Ya, tradisi khataman al-Qur'an memang merupakan bagian daripada kebiasaan masyarakat Islam, lebih-lebih masyarakat muslim Indoensia. Salah satu kebiasaan umat Islam ketika telah mengkhatamkan al-Qur'an, maka mereka kembali membaca awal surah al-Baqarah lagi (mengulang bacaan).

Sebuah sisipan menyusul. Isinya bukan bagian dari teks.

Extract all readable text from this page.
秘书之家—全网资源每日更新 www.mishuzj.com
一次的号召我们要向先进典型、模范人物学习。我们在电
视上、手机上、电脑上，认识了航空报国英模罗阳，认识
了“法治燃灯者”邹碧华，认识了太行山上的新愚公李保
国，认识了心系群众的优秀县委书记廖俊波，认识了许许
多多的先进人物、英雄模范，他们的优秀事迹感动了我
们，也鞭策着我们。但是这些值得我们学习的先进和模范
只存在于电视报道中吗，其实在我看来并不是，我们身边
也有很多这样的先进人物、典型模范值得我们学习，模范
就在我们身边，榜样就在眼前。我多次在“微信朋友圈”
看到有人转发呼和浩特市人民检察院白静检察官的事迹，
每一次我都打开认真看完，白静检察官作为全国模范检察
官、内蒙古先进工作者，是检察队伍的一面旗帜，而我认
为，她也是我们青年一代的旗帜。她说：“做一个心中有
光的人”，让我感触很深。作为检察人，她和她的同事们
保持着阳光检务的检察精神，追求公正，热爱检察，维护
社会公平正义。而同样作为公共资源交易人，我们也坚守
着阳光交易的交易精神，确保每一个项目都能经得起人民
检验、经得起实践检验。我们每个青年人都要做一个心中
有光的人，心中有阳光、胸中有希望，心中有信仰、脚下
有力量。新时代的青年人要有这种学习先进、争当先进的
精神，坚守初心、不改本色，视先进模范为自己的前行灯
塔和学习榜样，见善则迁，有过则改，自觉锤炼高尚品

Hal ini diamalkan oleh para ahli ilmu Qiraah. Amaliyah mereka tersebut berdasarkan hadis Nabi Saw berikut:

قال رجل: يا رسول الله أي العمل أحب إلى الله؟ قال: «الحال المرتحل». قال: وما الحال المرتحل؟ قال: «الذي يضرب من أول القرآن إلى آخره كلما حل ارتحل
"Seorang sahabat bertanya: Wahai Rasul Allah, amal apa yang paling dicintai Allah? Nabi menjawab: "Adalah orang yang telah sampai dan orang yang berangkat". Ia bertanya: "Apa itu?" Nabi menjawab: "Yaitu orang yang membaca al Quran dari awal hingga akhir. Setiap ia sampai (khatam), maka ia memulai kembali" (HR Tirmidzi, ia menilai gharib)


Dari hadis ini, menurut Imam al-Jazari, para ulama ahli qiraah di Makkah setiap selesai khatam al-Quran maka memulai lagi membaca 5 ayat surat al-Baqarah (Tuhfat al Ahwadzi Syarah Sunan al Tirmidzi)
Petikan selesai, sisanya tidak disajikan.